Mobile: the ubiquitous 21st century addiction

Remember how we took the Landline phone of old for granted, not obsessing over or becoming addicted to it? We took it in stride, using it mostly when needed, and not as a fetish in itself. Just think back. Since its invention the landline phone basically didn’t change in its functions or in its actual use for decades on end. What changed was the efficiency of the telephone exchanges and the phone set got better with time. Otherwise it became a rather unremarkable part of our lives. Then along came the pocket-sized MOBILE, and everything changed. Why? Because the phone became an end in itself, with manufacturers and technologists competing, constantly adding newer and newer features, and service providers introducing more and more tempting and cheaper ways to keep using the phone, whether the use was essential or not. All the more reason for the gullible to obsess over the mobile set. It now beckons as an integrated, multimedia, multipurpose gadget crammed with inexhaustible possibilities, whatever you choose to do–and wherever you do it. Little wonder that so many have become not mere users but addicts! These are arguably the evils of an ever-changing, ever-tempting technology: it exerts control over your life, and before you know it you’ve wasted all the valuable or quality time you think you had.  The ubiquitous and demanding mobile is the bait, and many have bitten it at great expense. Indeed, more people are addicted to the mobile than to the laptop, another portable gadget that can be used as a phone, though clumsily. The mobile has the power to make us indepedent, but excessive dependence on such a gadget has killed other kinds of independence, not to mention loss of the privacy and security we once cherished. The problem is us, not the gadget, some will say: a technology can both liberate and enslave you–the choice is ours. The downside as I see it: not only has the mobile shrunk our attention spans, and thus made many incapable of serious thinking about serious issues–that is a real cause for concern. Technologies are born of the material, and to an extent are divorced from the spiritual side of our lives. Yet certain aspects of our lives have moved from the physical world to cyberspace, a virtual world–an interesting paradox, where the material symbolizes the abstract and untouchable: the very idea of communicating information, sharing things and ‘meeting’ via bits & bytes, and not in the flesh.

In societies and cultures that have endured privation for decades, the people are especially vulnerable to the lure of such ‘magical’ technologies, and are mesmerized by the wonder of it all. Their obsession knows no bounds–newer and more complex products have them panting; they can’t get enough, and the mobile is a symbol of status and modernity, a leapfrogging technology that obviates the need for the older, out-of-fashion landline phone.

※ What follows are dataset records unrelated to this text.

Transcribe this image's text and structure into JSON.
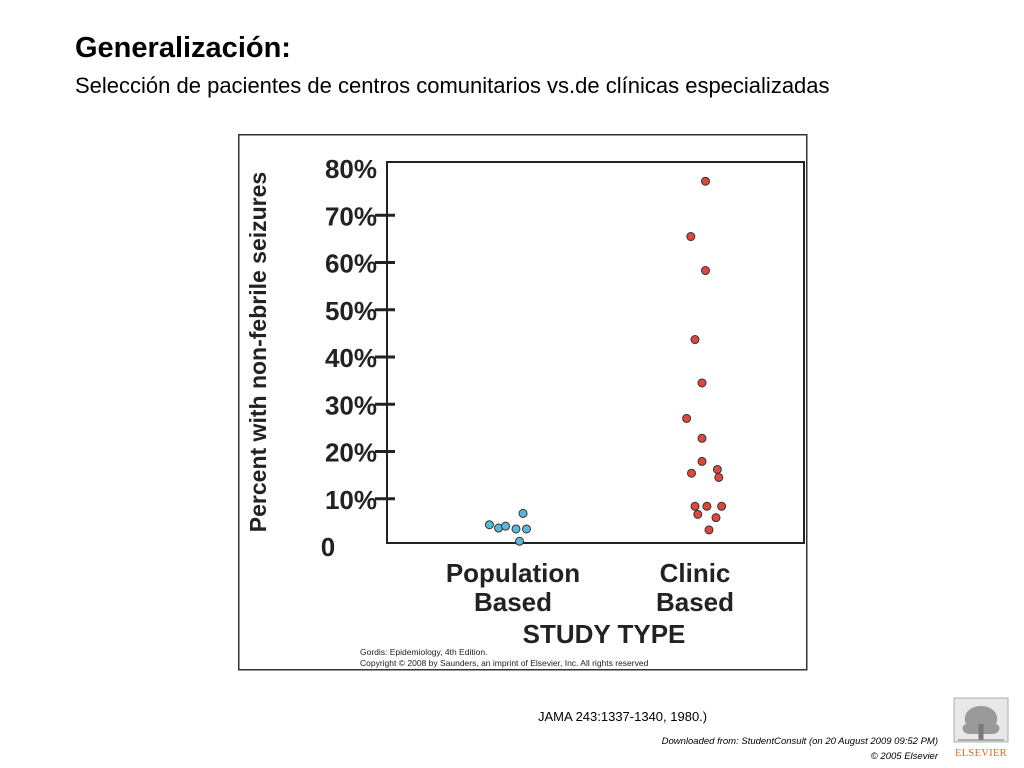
{
  "slide": {
    "title": "Generalización:",
    "subtitle": "Selección de pacientes de centros comunitarios vs.de  clínicas especializadas",
    "citation": "JAMA 243:1337-1340, 1980.)",
    "download_note": "Downloaded from: StudentConsult (on 20 August 2009 09:52 PM)",
    "copyright_note": "© 2005 Elsevier",
    "logo_text": "ELSEVIER"
  },
  "figure_credit": {
    "line1": "Gordis: Epidemiology, 4th Edition.",
    "line2": "Copyright © 2008 by Saunders, an imprint of Elsevier, Inc. All rights reserved"
  },
  "chart_data": {
    "type": "scatter",
    "ylabel": "Percent with non-febrile seizures",
    "xlabel": "STUDY TYPE",
    "categories": [
      {
        "line1": "Population",
        "line2": "Based"
      },
      {
        "line1": "Clinic",
        "line2": "Based"
      }
    ],
    "y_ticks": [
      {
        "value": 0,
        "label": "0"
      },
      {
        "value": 10,
        "label": "10%"
      },
      {
        "value": 20,
        "label": "20%"
      },
      {
        "value": 30,
        "label": "30%"
      },
      {
        "value": 40,
        "label": "40%"
      },
      {
        "value": 50,
        "label": "50%"
      },
      {
        "value": 60,
        "label": "60%"
      },
      {
        "value": 70,
        "label": "70%"
      },
      {
        "value": 80,
        "label": "80%"
      }
    ],
    "ylim": [
      0,
      80
    ],
    "series": [
      {
        "category": 0,
        "color": "#5bb8dc",
        "points": [
          {
            "offset": -0.38,
            "y": 4.5
          },
          {
            "offset": -0.25,
            "y": 3.8
          },
          {
            "offset": -0.15,
            "y": 4.2
          },
          {
            "offset": 0.0,
            "y": 3.6
          },
          {
            "offset": 0.05,
            "y": 1.0
          },
          {
            "offset": 0.1,
            "y": 6.9
          },
          {
            "offset": 0.15,
            "y": 3.6
          }
        ]
      },
      {
        "category": 1,
        "color": "#e0473c",
        "points": [
          {
            "offset": 0.15,
            "y": 77.2
          },
          {
            "offset": -0.06,
            "y": 65.5
          },
          {
            "offset": 0.15,
            "y": 58.3
          },
          {
            "offset": 0.0,
            "y": 43.7
          },
          {
            "offset": 0.1,
            "y": 34.5
          },
          {
            "offset": -0.12,
            "y": 27.0
          },
          {
            "offset": 0.1,
            "y": 22.8
          },
          {
            "offset": 0.1,
            "y": 17.9
          },
          {
            "offset": -0.05,
            "y": 15.4
          },
          {
            "offset": 0.32,
            "y": 16.2
          },
          {
            "offset": 0.34,
            "y": 14.5
          },
          {
            "offset": 0.0,
            "y": 8.4
          },
          {
            "offset": 0.04,
            "y": 6.7
          },
          {
            "offset": 0.17,
            "y": 8.4
          },
          {
            "offset": 0.3,
            "y": 6.0
          },
          {
            "offset": 0.38,
            "y": 8.4
          },
          {
            "offset": 0.2,
            "y": 3.4
          }
        ]
      }
    ]
  }
}
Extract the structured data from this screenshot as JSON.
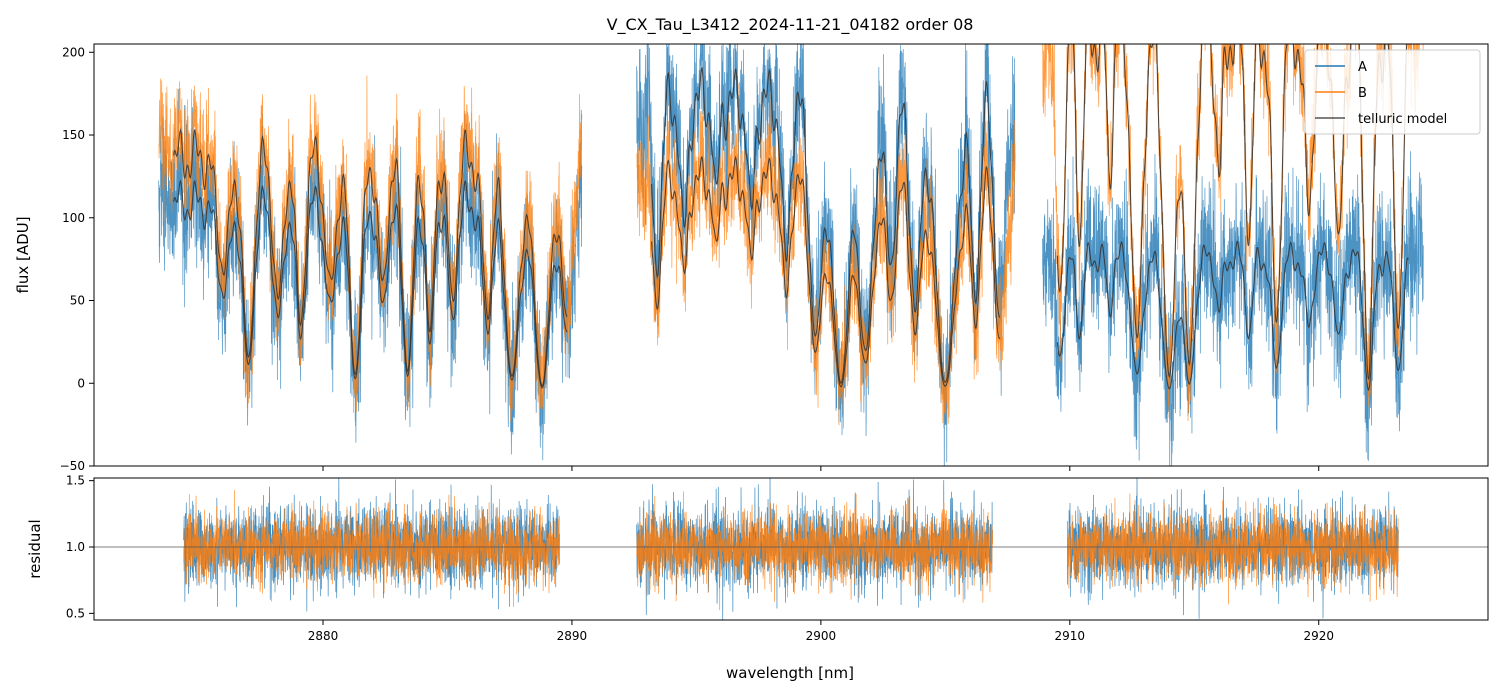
{
  "chart_data": {
    "type": "line",
    "title": "V_CX_Tau_L3412_2024-11-21_04182  order 08",
    "xlabel": "wavelength [nm]",
    "xlim": [
      2870.8,
      2926.8
    ],
    "xticks": [
      2880,
      2890,
      2900,
      2910,
      2920
    ],
    "xtick_labels": [
      "2880",
      "2890",
      "2900",
      "2910",
      "2920"
    ],
    "colors": {
      "A": "#1f77b4",
      "B": "#ff7f0e",
      "telluric": "#333333",
      "ref": "#555555"
    },
    "top_panel": {
      "ylabel": "flux [ADU]",
      "ylim": [
        -50,
        205
      ],
      "yticks": [
        -50,
        0,
        50,
        100,
        150,
        200
      ],
      "ytick_labels": [
        "−50",
        "0",
        "50",
        "100",
        "150",
        "200"
      ],
      "segments": [
        {
          "x_start": 2873.4,
          "x_end": 2890.4,
          "scale_A": 1.0,
          "scale_B": 1.25,
          "telluric_scale_A": 0.97,
          "telluric_scale_B": 1.2
        },
        {
          "x_start": 2892.6,
          "x_end": 2907.8,
          "scale_A": 1.5,
          "scale_B": 1.1,
          "telluric_scale_A": 1.48,
          "telluric_scale_B": 1.08
        },
        {
          "x_start": 2908.9,
          "x_end": 2924.2,
          "scale_A": 0.72,
          "scale_B": 1.85,
          "telluric_scale_A": 0.7,
          "telluric_scale_B": 1.82
        }
      ],
      "series": [
        {
          "name": "A",
          "noise_ADU": 30
        },
        {
          "name": "B",
          "noise_ADU": 22
        },
        {
          "name": "telluric model"
        }
      ]
    },
    "bottom_panel": {
      "ylabel": "residual",
      "ylim": [
        0.45,
        1.52
      ],
      "yticks": [
        0.5,
        1.0,
        1.5
      ],
      "ytick_labels": [
        "0.5",
        "1.0",
        "1.5"
      ],
      "reference_line": 1.0,
      "segments": [
        {
          "x_start": 2874.4,
          "x_end": 2889.5
        },
        {
          "x_start": 2892.6,
          "x_end": 2906.9
        },
        {
          "x_start": 2909.9,
          "x_end": 2923.2
        }
      ],
      "series": [
        {
          "name": "A",
          "center": 1.0,
          "spread": 0.15
        },
        {
          "name": "B",
          "center": 1.0,
          "spread": 0.13
        }
      ]
    },
    "legend": {
      "position": "top-right",
      "entries": [
        "A",
        "B",
        "telluric model"
      ]
    }
  }
}
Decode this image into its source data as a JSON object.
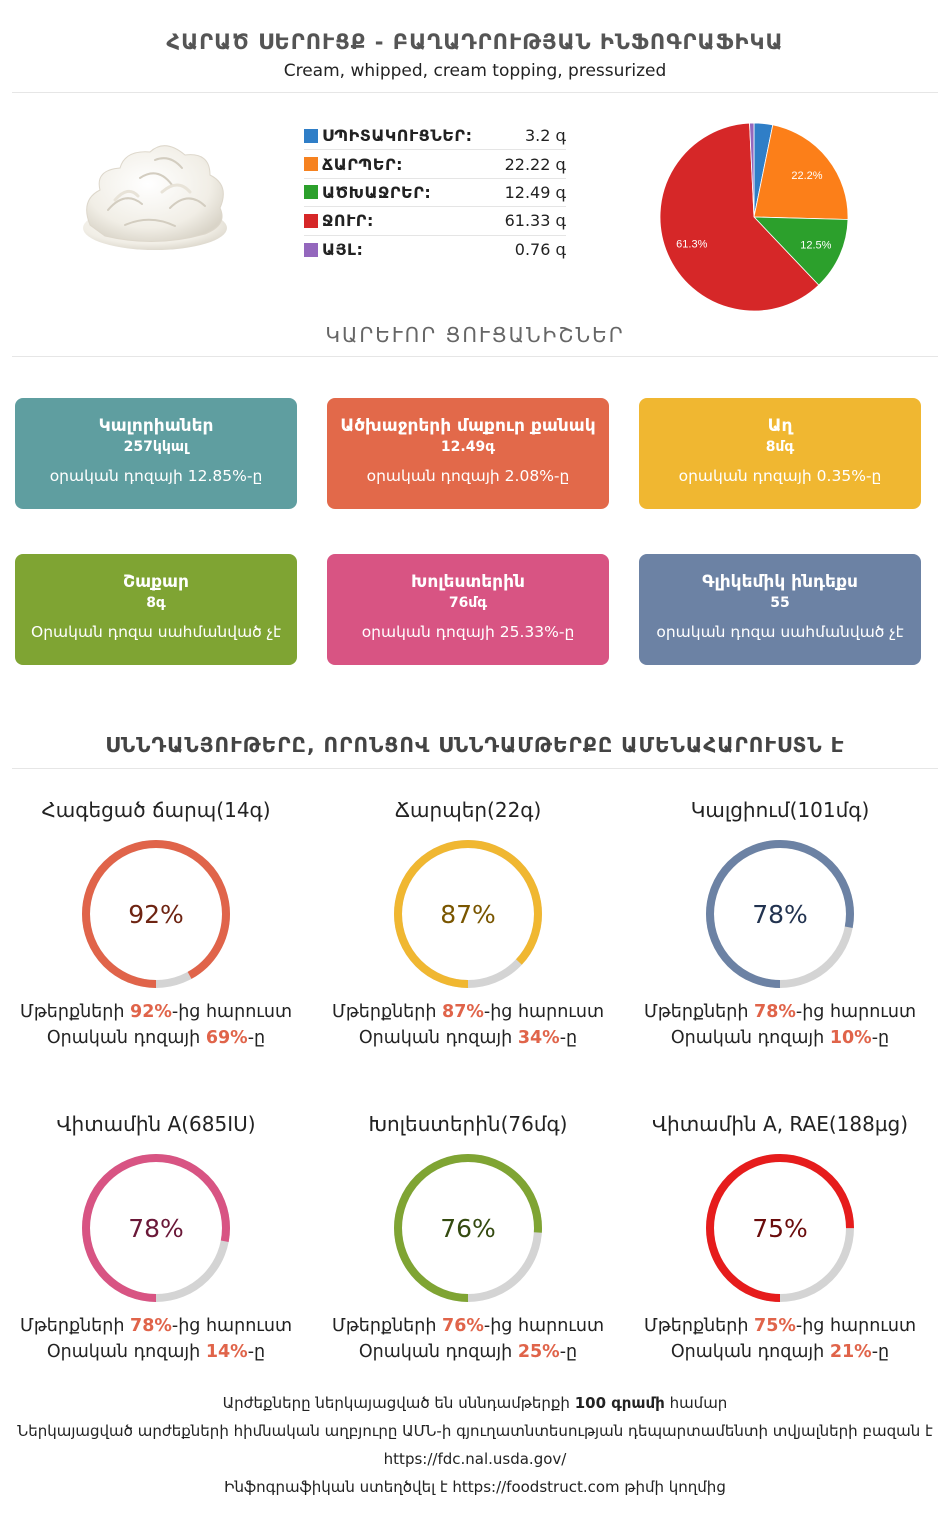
{
  "header": {
    "title": "ՀԱՐԱԾ ՍԵՐՈՒՑՔ - ԲԱՂԱԴՐՈՒԹՅԱՆ ԻՆՖՈԳՐԱՖԻԿԱ",
    "subtitle": "Cream, whipped, cream topping, pressurized"
  },
  "macros": [
    {
      "label": "ՍՊԻՏԱԿՈՒՑՆԵՐ:",
      "value": "3.2 գ",
      "color": "#2f7ec7"
    },
    {
      "label": "ՃԱՐՊԵՐ:",
      "value": "22.22 գ",
      "color": "#f68220"
    },
    {
      "label": "ԱԾԽԱՋՐԵՐ:",
      "value": "12.49 գ",
      "color": "#2ca02c"
    },
    {
      "label": "ՋՈՒՐ:",
      "value": "61.33 գ",
      "color": "#d62728"
    },
    {
      "label": "ԱՅԼ:",
      "value": "0.76 գ",
      "color": "#9467bd"
    }
  ],
  "chart_data": {
    "type": "pie",
    "slices": [
      {
        "name": "ՍՊԻՏԱԿՈՒՑՆԵՐ",
        "value": 3.2,
        "color": "#2f7ec7",
        "label": ""
      },
      {
        "name": "ՃԱՐՊԵՐ",
        "value": 22.22,
        "color": "#fc7f19",
        "label": "22.2%"
      },
      {
        "name": "ԱԾԽԱՋՐԵՐ",
        "value": 12.49,
        "color": "#2ca02c",
        "label": "12.5%"
      },
      {
        "name": "ՋՈՒՐ",
        "value": 61.33,
        "color": "#d62728",
        "label": "61.3%"
      },
      {
        "name": "ԱՅԼ",
        "value": 0.76,
        "color": "#9467bd",
        "label": ""
      }
    ]
  },
  "key_title": "ԿԱՐԵՒՈՐ ՑՈՒՑԱՆԻՇՆԵՐ",
  "cards": [
    {
      "name": "Կալորիաներ",
      "value": "257կկալ",
      "note": "օրական դոզայի 12.85%-ը",
      "color": "#5f9ea0"
    },
    {
      "name": "Ածխաջրերի մաքուր քանակ",
      "value": "12.49գ",
      "note": "օրական դոզայի 2.08%-ը",
      "color": "#e2694a"
    },
    {
      "name": "Աղ",
      "value": "8մգ",
      "note": "օրական դոզայի 0.35%-ը",
      "color": "#f0b731"
    },
    {
      "name": "Շաքար",
      "value": "8գ",
      "note": "Օրական դոզա սահմանված չէ",
      "color": "#7fa433"
    },
    {
      "name": "Խոլեստերին",
      "value": "76մգ",
      "note": "օրական դոզայի 25.33%-ը",
      "color": "#d85483"
    },
    {
      "name": "Գլիկեմիկ ինդեքս",
      "value": "55",
      "note": "օրական դոզա սահմանված չէ",
      "color": "#6c82a4"
    }
  ],
  "nutrients_title": "ՍՆՆԴԱՆՅՈՒԹԵՐԸ, ՈՐՈՆՑՈՎ ՍՆՆԴԱՄԹԵՐՔԸ ԱՄԵՆԱՀԱՐՈՒՍՏՆ Է",
  "rings": [
    {
      "title": "Հագեցած ճարպ(14գ)",
      "percent": 92,
      "pct_text": "92%",
      "daily": "69%",
      "color": "#e0644a",
      "text_color": "#6e2412"
    },
    {
      "title": "Ճարպեր(22գ)",
      "percent": 87,
      "pct_text": "87%",
      "daily": "34%",
      "color": "#f0b731",
      "text_color": "#7a5600"
    },
    {
      "title": "Կալցիում(101մգ)",
      "percent": 78,
      "pct_text": "78%",
      "daily": "10%",
      "color": "#6c82a4",
      "text_color": "#223350"
    },
    {
      "title": "Վիտամին A(685IU)",
      "percent": 78,
      "pct_text": "78%",
      "daily": "14%",
      "color": "#d85483",
      "text_color": "#6a1838"
    },
    {
      "title": "Խոլեստերին(76մգ)",
      "percent": 76,
      "pct_text": "76%",
      "daily": "25%",
      "color": "#7fa433",
      "text_color": "#344a10"
    },
    {
      "title": "Վիտամին A, RAE(188µg)",
      "percent": 75,
      "pct_text": "75%",
      "daily": "21%",
      "color": "#e61c1c",
      "text_color": "#6a0c0c"
    }
  ],
  "ring_text": {
    "line1_prefix": "Մթերքների ",
    "line1_suffix": "-ից հարուստ",
    "line2_prefix": "Օրական դոզայի ",
    "line2_suffix": "-ը"
  },
  "footer": {
    "line1_prefix": "Արժեքները ներկայացված են սննդամթերքի ",
    "line1_bold": "100 գրամի",
    "line1_suffix": " համար",
    "line2": "Ներկայացված արժեքների հիմնական աղբյուրը ԱՄՆ-ի գյուղատնտեսության դեպարտամենտի տվյալների բազան է",
    "line3": "https://fdc.nal.usda.gov/",
    "line4_prefix": "Ինֆոգրաֆիկան ստեղծվել է ",
    "line4_link": "https://foodstruct.com",
    "line4_suffix": " թիմի կողմից"
  }
}
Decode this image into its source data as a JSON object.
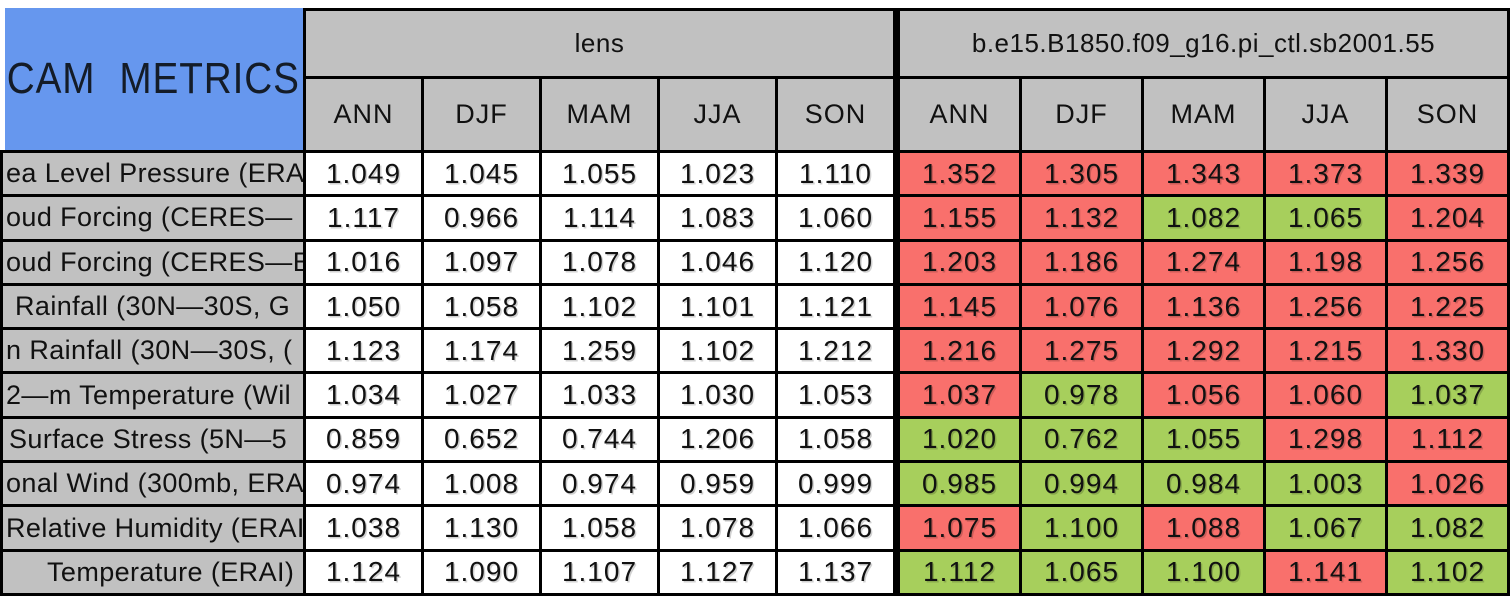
{
  "title": "CAM METRICS",
  "colors": {
    "blue": "#6697ee",
    "gray": "#c1c1c1",
    "red": "#f9706c",
    "green": "#a7cf5c",
    "border": "#000000",
    "plain_cell": "#ffffff"
  },
  "chart_data": {
    "type": "table",
    "title": "CAM METRICS",
    "column_groups": [
      {
        "label": "lens",
        "seasons": [
          "ANN",
          "DJF",
          "MAM",
          "JJA",
          "SON"
        ]
      },
      {
        "label": "b.e15.B1850.f09_g16.pi_ctl.sb2001.55",
        "seasons": [
          "ANN",
          "DJF",
          "MAM",
          "JJA",
          "SON"
        ]
      }
    ],
    "rows": [
      {
        "label": "ea Level Pressure (ERA",
        "lens": [
          "1.049",
          "1.045",
          "1.055",
          "1.023",
          "1.110"
        ],
        "case_values": [
          "1.352",
          "1.305",
          "1.343",
          "1.373",
          "1.339"
        ],
        "case_colors": [
          "red",
          "red",
          "red",
          "red",
          "red"
        ]
      },
      {
        "label": "oud Forcing (CERES—",
        "lens": [
          "1.117",
          "0.966",
          "1.114",
          "1.083",
          "1.060"
        ],
        "case_values": [
          "1.155",
          "1.132",
          "1.082",
          "1.065",
          "1.204"
        ],
        "case_colors": [
          "red",
          "red",
          "green",
          "green",
          "red"
        ]
      },
      {
        "label": "oud Forcing (CERES—E",
        "lens": [
          "1.016",
          "1.097",
          "1.078",
          "1.046",
          "1.120"
        ],
        "case_values": [
          "1.203",
          "1.186",
          "1.274",
          "1.198",
          "1.256"
        ],
        "case_colors": [
          "red",
          "red",
          "red",
          "red",
          "red"
        ]
      },
      {
        "label": "Rainfall (30N—30S, G",
        "lens": [
          "1.050",
          "1.058",
          "1.102",
          "1.101",
          "1.121"
        ],
        "case_values": [
          "1.145",
          "1.076",
          "1.136",
          "1.256",
          "1.225"
        ],
        "case_colors": [
          "red",
          "red",
          "red",
          "red",
          "red"
        ]
      },
      {
        "label": "n Rainfall (30N—30S, (",
        "lens": [
          "1.123",
          "1.174",
          "1.259",
          "1.102",
          "1.212"
        ],
        "case_values": [
          "1.216",
          "1.275",
          "1.292",
          "1.215",
          "1.330"
        ],
        "case_colors": [
          "red",
          "red",
          "red",
          "red",
          "red"
        ]
      },
      {
        "label": "2—m Temperature (Wil",
        "lens": [
          "1.034",
          "1.027",
          "1.033",
          "1.030",
          "1.053"
        ],
        "case_values": [
          "1.037",
          "0.978",
          "1.056",
          "1.060",
          "1.037"
        ],
        "case_colors": [
          "red",
          "green",
          "red",
          "red",
          "green"
        ]
      },
      {
        "label": "Surface Stress (5N—5",
        "lens": [
          "0.859",
          "0.652",
          "0.744",
          "1.206",
          "1.058"
        ],
        "case_values": [
          "1.020",
          "0.762",
          "1.055",
          "1.298",
          "1.112"
        ],
        "case_colors": [
          "green",
          "green",
          "green",
          "red",
          "red"
        ]
      },
      {
        "label": "onal Wind (300mb, ERA",
        "lens": [
          "0.974",
          "1.008",
          "0.974",
          "0.959",
          "0.999"
        ],
        "case_values": [
          "0.985",
          "0.994",
          "0.984",
          "1.003",
          "1.026"
        ],
        "case_colors": [
          "green",
          "green",
          "green",
          "green",
          "red"
        ]
      },
      {
        "label": "Relative Humidity (ERAI",
        "lens": [
          "1.038",
          "1.130",
          "1.058",
          "1.078",
          "1.066"
        ],
        "case_values": [
          "1.075",
          "1.100",
          "1.088",
          "1.067",
          "1.082"
        ],
        "case_colors": [
          "red",
          "green",
          "red",
          "green",
          "green"
        ]
      },
      {
        "label": "Temperature (ERAI)",
        "lens": [
          "1.124",
          "1.090",
          "1.107",
          "1.127",
          "1.137"
        ],
        "case_values": [
          "1.112",
          "1.065",
          "1.100",
          "1.141",
          "1.102"
        ],
        "case_colors": [
          "green",
          "green",
          "green",
          "red",
          "green"
        ]
      }
    ]
  }
}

Without doubt the mobile is a boon in impoverished countries. But what about the empowerment it is supposed to confer on individuals? The new avatar of communication is powered by a technology so pervasive and sophisticated that it can be potentially all-inclusive on the one hand. That is the upside. On the other, it can exclude the poor, uneducated and socially im-mobile as though they were pariahs or lepers. That is the downside. Global can also mean a global elite that marginalizes the weak and deprived. Cyberspace is in principle universal and democratic, but in practice there’s a hierarchy that excludes the ‘have-nots’ because the technology has not trickled down enough wherever poor governance and low productivity cannot deliver.

And so we come back to the Mobile: it is the most democratic and affordable device to emerge fom competing technologies. It facilitates commerce for the common man, and empowers him to some extent. Never mind that he doesn’t belong to the higher echelons of e-commerce, nor that he is on the lower rungs of the economic and social ladder. He feels like he’s on top of the world.